Results of surgery may vary depending on the type of procedure and the patients overall condition.

Common advantages are:

• Less postoperative pain

• Shorter hospital stay

• Quicker return to normal activity

• Improved cosmetic result

• Reduced risk of herniation or wound separation

 

What happens after the operation?
After the operation, it is important to follow the doctor's instructions. Although many people feel better in just a few days, remember that your body needs time to heal. After laparoscopic adrenal gland surgery, most patients are shifted to a regular ward. Occasionally, a patient with a pheochromocytoma may require admission to an intensive care unit after surgery to monitor their blood pressure.

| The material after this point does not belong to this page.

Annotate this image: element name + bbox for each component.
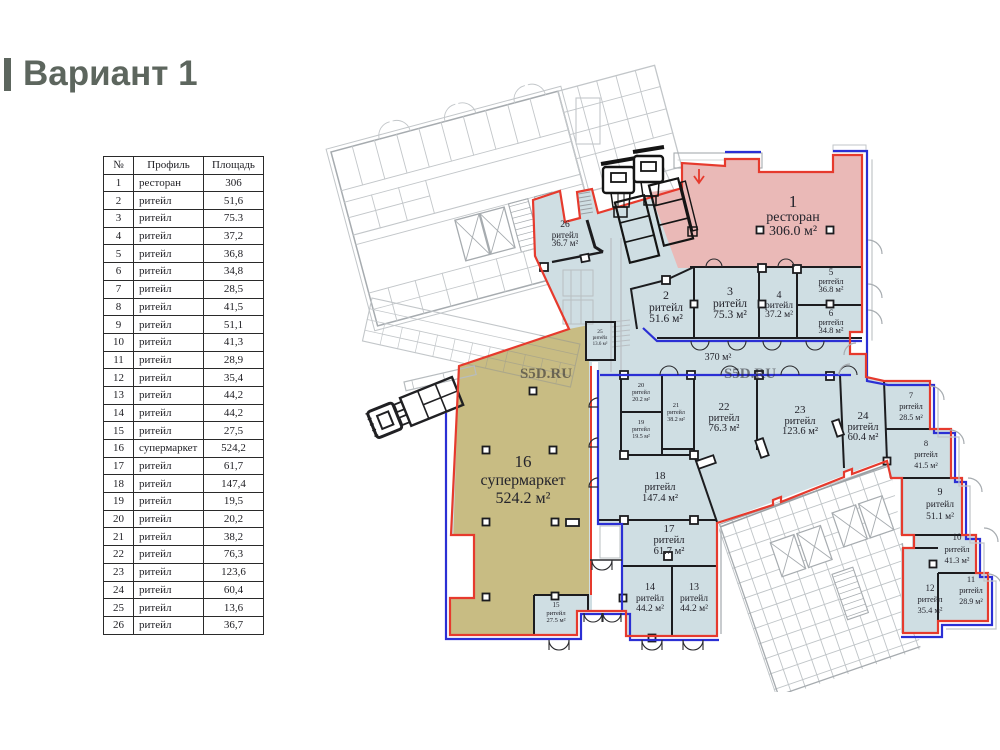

Most patients can de discharged from the hospital within two or three days after surgery. Patients with an aldosterone-producing tumour will need to have their serum potassium level checked after surgery and may need to continue to take medications to control their blood pressure. Patients with cortisol-producing tumours and Cushing’s syndrome will need to take prednisone or cortisol tablets after surgery. The dose is then tapered over time as the remaining normal adrenal gland resumes adequate production of cortisol hormone.

 

Who should perform laparoscopic adrenalectomy?
Patients with adrenal diseases undergoing surgery require meticulous preoperative workup, careful monitoring during surgery as well as proper postoperative care – sometime in the intensive care unit. Laparoscopic adrenalectomy is a major operation that should be performed by surgeons experienced in complex laparoscopic surgery. For these reasons this surgery should be ideally undertaken in institutes that have all the necessary expertise available under one roof.